Voir Encyclopedia MP


Chaotic systems can synchronize.

Synchronization is a ubiquitous phenomenon characteristic of many processes in natural systems and (nonlinear) science, it has permanently remained an objectif of intensive research and is today considered as one of the basic nonlinear phenomena studied in mathematics, physics, engineering or life science. This word has a greek root, {syn = common} and {chronos = time}, which means to share the common time or to occur at the same time, that is correlation or agreement in time of different processes (Boccaletti et al, 2002). Thus, synchronization of two dynamical systems generally means that one system somehow traces the motion of another. Indeed, it is well known that many coupled oscillators have the ability to adjust some common relation that they have between them due to weak interaction, which yields to a situation in which a synchronization-like phenomenon takes place.
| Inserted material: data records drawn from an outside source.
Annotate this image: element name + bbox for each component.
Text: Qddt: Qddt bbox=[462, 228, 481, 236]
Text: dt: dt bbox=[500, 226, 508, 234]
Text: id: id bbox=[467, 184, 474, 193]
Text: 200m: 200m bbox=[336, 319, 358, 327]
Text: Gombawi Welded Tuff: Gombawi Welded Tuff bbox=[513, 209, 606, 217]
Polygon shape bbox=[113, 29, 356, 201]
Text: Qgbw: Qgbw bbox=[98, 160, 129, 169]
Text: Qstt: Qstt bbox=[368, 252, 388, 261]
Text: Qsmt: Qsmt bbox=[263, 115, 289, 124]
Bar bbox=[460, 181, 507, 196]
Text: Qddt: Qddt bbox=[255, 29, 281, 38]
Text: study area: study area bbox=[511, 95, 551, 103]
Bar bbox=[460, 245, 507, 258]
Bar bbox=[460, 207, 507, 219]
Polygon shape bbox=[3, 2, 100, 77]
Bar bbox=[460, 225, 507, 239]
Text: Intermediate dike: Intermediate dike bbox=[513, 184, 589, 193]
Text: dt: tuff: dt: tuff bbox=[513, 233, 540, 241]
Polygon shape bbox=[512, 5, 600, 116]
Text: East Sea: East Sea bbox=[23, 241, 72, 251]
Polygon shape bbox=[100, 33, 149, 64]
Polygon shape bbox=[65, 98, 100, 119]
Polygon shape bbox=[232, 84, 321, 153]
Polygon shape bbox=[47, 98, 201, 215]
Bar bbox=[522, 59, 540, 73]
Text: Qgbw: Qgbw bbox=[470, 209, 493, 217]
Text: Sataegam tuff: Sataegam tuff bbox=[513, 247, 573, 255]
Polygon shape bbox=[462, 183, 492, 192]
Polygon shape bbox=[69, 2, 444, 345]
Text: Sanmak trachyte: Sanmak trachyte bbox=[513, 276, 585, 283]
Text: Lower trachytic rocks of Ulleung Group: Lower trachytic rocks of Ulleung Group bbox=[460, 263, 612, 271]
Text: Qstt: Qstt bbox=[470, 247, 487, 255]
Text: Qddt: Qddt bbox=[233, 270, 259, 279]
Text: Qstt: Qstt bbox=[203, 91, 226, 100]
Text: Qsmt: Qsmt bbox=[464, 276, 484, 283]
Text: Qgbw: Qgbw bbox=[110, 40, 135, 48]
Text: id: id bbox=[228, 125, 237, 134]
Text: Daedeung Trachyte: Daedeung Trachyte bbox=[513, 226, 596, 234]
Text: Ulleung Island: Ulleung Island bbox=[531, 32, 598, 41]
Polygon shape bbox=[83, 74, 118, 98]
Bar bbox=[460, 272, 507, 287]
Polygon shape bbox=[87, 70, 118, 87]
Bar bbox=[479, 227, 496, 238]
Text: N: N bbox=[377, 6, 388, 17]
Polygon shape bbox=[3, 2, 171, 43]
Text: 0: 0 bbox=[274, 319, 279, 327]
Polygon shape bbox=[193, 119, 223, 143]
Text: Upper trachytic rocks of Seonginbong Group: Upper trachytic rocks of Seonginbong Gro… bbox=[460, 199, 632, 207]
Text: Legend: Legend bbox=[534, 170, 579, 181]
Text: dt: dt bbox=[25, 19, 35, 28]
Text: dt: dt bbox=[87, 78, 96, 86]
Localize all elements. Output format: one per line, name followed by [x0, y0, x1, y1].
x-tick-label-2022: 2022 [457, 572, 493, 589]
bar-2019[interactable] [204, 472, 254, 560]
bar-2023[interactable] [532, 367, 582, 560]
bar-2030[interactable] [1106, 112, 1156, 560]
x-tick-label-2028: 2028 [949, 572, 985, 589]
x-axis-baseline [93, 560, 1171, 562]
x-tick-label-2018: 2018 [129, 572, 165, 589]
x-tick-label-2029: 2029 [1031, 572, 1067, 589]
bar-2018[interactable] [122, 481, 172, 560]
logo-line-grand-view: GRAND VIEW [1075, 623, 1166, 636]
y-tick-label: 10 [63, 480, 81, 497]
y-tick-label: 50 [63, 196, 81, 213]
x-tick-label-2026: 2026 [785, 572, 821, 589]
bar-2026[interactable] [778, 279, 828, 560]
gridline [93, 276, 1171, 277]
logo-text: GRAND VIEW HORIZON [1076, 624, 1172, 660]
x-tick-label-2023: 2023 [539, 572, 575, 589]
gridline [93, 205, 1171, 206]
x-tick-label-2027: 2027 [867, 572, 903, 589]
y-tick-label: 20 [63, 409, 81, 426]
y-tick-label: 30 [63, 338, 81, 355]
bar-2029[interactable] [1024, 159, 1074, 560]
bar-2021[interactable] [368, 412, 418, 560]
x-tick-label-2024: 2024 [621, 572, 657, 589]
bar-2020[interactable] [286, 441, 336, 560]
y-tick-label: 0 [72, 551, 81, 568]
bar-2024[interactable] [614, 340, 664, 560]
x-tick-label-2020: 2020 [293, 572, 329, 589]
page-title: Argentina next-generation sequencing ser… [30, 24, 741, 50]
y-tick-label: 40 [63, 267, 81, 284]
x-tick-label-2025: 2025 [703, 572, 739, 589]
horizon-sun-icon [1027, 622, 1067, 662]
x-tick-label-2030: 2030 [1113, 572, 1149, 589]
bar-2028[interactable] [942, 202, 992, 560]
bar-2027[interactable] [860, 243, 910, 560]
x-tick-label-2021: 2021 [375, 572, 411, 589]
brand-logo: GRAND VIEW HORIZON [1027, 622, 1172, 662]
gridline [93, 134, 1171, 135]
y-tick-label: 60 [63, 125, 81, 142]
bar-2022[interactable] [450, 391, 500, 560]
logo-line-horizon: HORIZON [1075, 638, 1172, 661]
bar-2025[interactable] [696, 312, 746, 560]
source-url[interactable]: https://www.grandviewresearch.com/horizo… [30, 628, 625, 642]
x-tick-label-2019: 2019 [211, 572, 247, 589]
Roughly speaking, a system is chaotic if it is deterministic, has a long-term aperiodic behavior, and exhibits sensitive dependence on initial conditions on a closed invariant set (the chaos theory has its own entry in the Encyclopedia).


Despite this, in the last decades, the search for synchronization has moved to chaotic systems. A lot of research has been done and, as a result, Yamada and Fujisaka (1983), Afraimovich et al. (1986) and Pecora and Carroll (1990) showed that two chaotic systems could be synchronized by coupling them : synchronization of chaos is actual and chaos could then be expoitable. Ever since, many researchers have discussed the theory, the design or applications of synchronized motion in coupled chaotic systems. A broad variety of applications have emerged, for example to increase the power of lasers, to synchronize the output of electronic circuits, to control oscillations in chemical reactions or to encode electronic messages for secure communications.